As popular as Lieberman was with the conservative wing, the party’s base of workers, blacks and teachers was in need of reassurance. When Gore finally did pick him at 1 a.m., the calls went out at a furious pace in the early morning. A top campaign aide, Donna Brazile, called party people in the South. Bill Daley, brother of the mayor of Chicago, called Jesse Jackson–a fellow Chicagoan. Others called the teachers unions (which didn’t like his support for vouchers); Lieberman, who had challenged the concept of affirmative action, held a conference call with the Congressional Black Caucus. One key ally: Eleanor Holmes Norton of Washington, D.C., a fellow Yale student who had traveled to the South with Lieberman to sign up voters in 1963. “That kind of story gives him a lot of credibility,” said Norton. “He was there.”

In Austin, meanwhile, the Bush game plan was to tweak Gore about his relationship with Clinton and otherwise stay “on message.” Bush campaign guru Karl Rove is running the race he had hoped to run when he first sketched it out three years ago. Bush would campaign as close to the middle as he could, talking compassion, tolerance and a new approach to eradicating poverty through the power of hearts and markets. Bush and his advisers see no reason to change course now. They think they have ammo with which to attack Lieberman if they have to–his ties to the insurance and pharmaceutical industries in particular–but are happy to let Green Party candidate Ralph Nader do that job. “We’re running the race on their turf, which is what we hope to do from now on,” said Stuart Stevens, a top Bush media consultant.
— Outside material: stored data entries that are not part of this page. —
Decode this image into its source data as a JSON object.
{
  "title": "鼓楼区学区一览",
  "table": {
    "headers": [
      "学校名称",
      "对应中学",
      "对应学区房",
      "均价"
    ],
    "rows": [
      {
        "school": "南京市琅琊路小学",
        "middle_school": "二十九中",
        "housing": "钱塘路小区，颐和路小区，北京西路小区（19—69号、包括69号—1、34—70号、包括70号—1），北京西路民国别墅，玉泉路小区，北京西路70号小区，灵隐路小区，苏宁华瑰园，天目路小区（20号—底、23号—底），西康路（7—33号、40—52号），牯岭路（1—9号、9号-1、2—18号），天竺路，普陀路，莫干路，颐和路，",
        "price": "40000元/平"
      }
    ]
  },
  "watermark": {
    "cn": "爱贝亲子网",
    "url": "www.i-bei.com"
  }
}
With his sidekick chosen, Gore turned his attention to the convention and to his speech–an address far more important to him than Bush’s speech was to the GOP convention. The schedule is heavy with stars. On Monday the Clintons were to speak; on Tuesday, various Kennedys, led by Caroline Kennedy Schlossberg. In the end it will be up to Gore to sell himself in a speech that he is writing largely on his own–in part because his vast array of aides, some of them sniping at each other, have offered conflicting advice. “He’s got one last chance–only one–to reintroduce himself to people,” said a top Gore aide. “We can’t blow it.” And on that night he will be alone, without a witness to speak on his behalf. “I will take my case directly to the people, and introduce myself for who I am,” Gore said. And he might just want to offer a prayer–silently, if not out loud.